Looking towards ‘the new normal’
After a very difficult year many CEOs are growing more optimistic about the future, according to KPMG’s Global CEO Outlook, a survey which included 50 Australian CEOs. Nearly three-quarters of Australian business leaders expressed confidence in their growth prospects over the next three years. The move towards digitisation has accelerated, with 78 percent of CEOs say the pandemic has accelerated the creation of a seamless digital customer experience.
In many cases social purpose has become a more important concern than bottom-line profit. Supply chain risks have risen up the list of priorities, and recruitment strategies are being re-thought to deal with ‘the new normal’.
In this TED Talk podcast, Netflix co-CEO Reed Hastings discusses how the company has developed its growth path. He describes the key elements of a successful work culture, explaining how Netflix is designed around inspiration, creativity and honesty. The crucial step is finding and keeping the most imaginative people, even if it means paying them well above market rates. He looks for individual creativity and motivation although good people must also be able to work in teams. The company principals have to be willing to give creative people the freedom to operate, and should emphasise inspiration over process efficiency.

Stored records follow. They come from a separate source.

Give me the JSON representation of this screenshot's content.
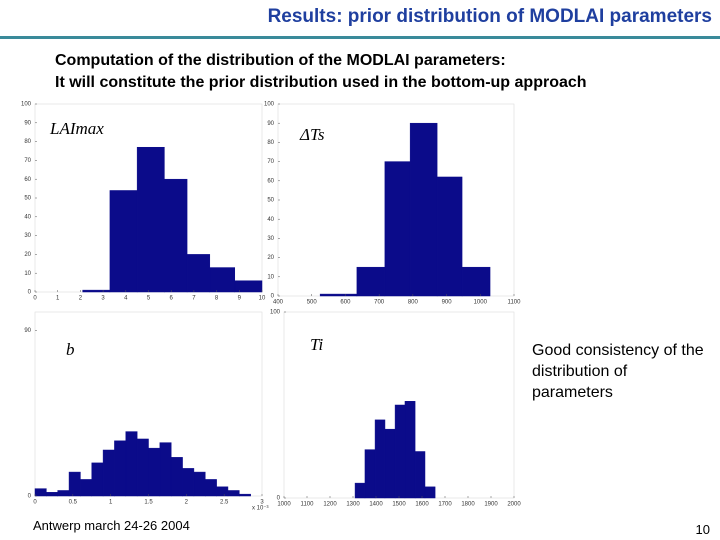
{
  "slide": {
    "title": "Results: prior distribution of MODLAI parameters",
    "subtitle_lines": [
      "Computation of the distribution of the MODLAI parameters:",
      "It will constitute the prior distribution used in the bottom-up approach"
    ],
    "note": "Good consistency of the distribution of parameters",
    "footer": "Antwerp march 24-26 2004",
    "page_number": "10"
  },
  "chart_data": [
    {
      "type": "histogram",
      "annotation": "LAImax",
      "color": "#0b0b8a",
      "bins": [
        2.1,
        3.3,
        4.5,
        5.7,
        6.7,
        7.7,
        8.8,
        10
      ],
      "values": [
        1,
        54,
        77,
        60,
        20,
        13,
        6
      ],
      "xlim": [
        0,
        10
      ],
      "xticks": [
        0,
        1,
        2,
        3,
        4,
        5,
        6,
        7,
        8,
        9,
        10
      ],
      "ylim": [
        0,
        100
      ],
      "yticks": [
        0,
        10,
        20,
        30,
        40,
        50,
        60,
        70,
        80,
        90,
        100
      ]
    },
    {
      "type": "histogram",
      "annotation": "ΔTs",
      "color": "#0b0b8a",
      "bins": [
        525,
        634,
        717,
        792,
        872,
        946,
        1029
      ],
      "values": [
        1,
        15,
        70,
        90,
        62,
        15
      ],
      "xlim": [
        400,
        1100
      ],
      "xticks": [
        400,
        500,
        600,
        700,
        800,
        900,
        1000,
        1100
      ],
      "ylim": [
        0,
        100
      ],
      "yticks": [
        0,
        10,
        20,
        30,
        40,
        50,
        60,
        70,
        80,
        90,
        100
      ]
    },
    {
      "type": "histogram",
      "annotation": "b",
      "color": "#0b0b8a",
      "x_scale_label": "x 10⁻³",
      "bins": [
        0,
        0.15,
        0.3,
        0.45,
        0.6,
        0.75,
        0.9,
        1.05,
        1.2,
        1.35,
        1.5,
        1.65,
        1.8,
        1.95,
        2.1,
        2.25,
        2.4,
        2.55,
        2.7,
        2.85
      ],
      "values": [
        4,
        2,
        3,
        13,
        9,
        18,
        25,
        30,
        35,
        31,
        26,
        29,
        21,
        15,
        13,
        9,
        5,
        3,
        1
      ],
      "xlim": [
        0,
        3
      ],
      "xticks": [
        0,
        0.5,
        1,
        1.5,
        2,
        2.5,
        3
      ],
      "ylim": [
        0,
        100
      ],
      "yticks": [
        0,
        90
      ]
    },
    {
      "type": "histogram",
      "annotation": "Ti",
      "color": "#0b0b8a",
      "bins": [
        1309,
        1352,
        1396,
        1439,
        1483,
        1526,
        1570,
        1613,
        1657
      ],
      "values": [
        8,
        26,
        42,
        37,
        50,
        52,
        25,
        6
      ],
      "xlim": [
        1000,
        2000
      ],
      "xticks": [
        1000,
        1100,
        1200,
        1300,
        1400,
        1500,
        1600,
        1700,
        1800,
        1900,
        2000
      ],
      "ylim": [
        0,
        100
      ],
      "yticks": [
        0,
        100
      ]
    }
  ]
}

The Australian Cyber Security Centre has released the Australian Government Information Security Manual (ISM), aimed at providing a security framework that organisations can apply to protect themselves from cyber threats. The ISM includes chapters on security documentation, physical security, awareness training, the use and management of mobile devices and email, system hardening, outsourcing, database systems and software development. Companies and agencies can tailor the advice to their own systems and risk management strategies.
The ISM also provides guidance on how to detect and report a cyber attack, as well as advice on resilience and recovery following an attack.
This interesting blog post from Jane McNeill, Managing Director of Hays Recruitment NSW and WA, examines what the office workplace might look like when the COVID-19 crisis eases. The number of people working from home will remain high, compared to pre-pandemic, and in the office itself there will be more physical distance between people. This means that there will be less opportunity for informal communication, and formal meetings will be smaller and fewer.
McNeill suggests that office managers should create more opportunities for online interaction and phone hook-ups. They should also look at the development of hybrid teams of WFH and in-office staff.
Banks under pressure
Research and analytics firm J.D.Power has released survey data showing the extent to which retail banking in Australia is under pressure. According to the Australia Retail Banking Satisfaction Study, based on responses from 5,584 bank customers, customer satisfaction is higher for midsize banks than for the Big 4 banks, with Queensland-based Heritage Bank ranking highest. But overall satisfaction with the sector is low.
The use of mobile wallets and payment apps continues to grow, with Apple Pay being the most popular. At the same time, younger customers have shown a willingness to change banks, with 22 per cent intending to switch during the next year.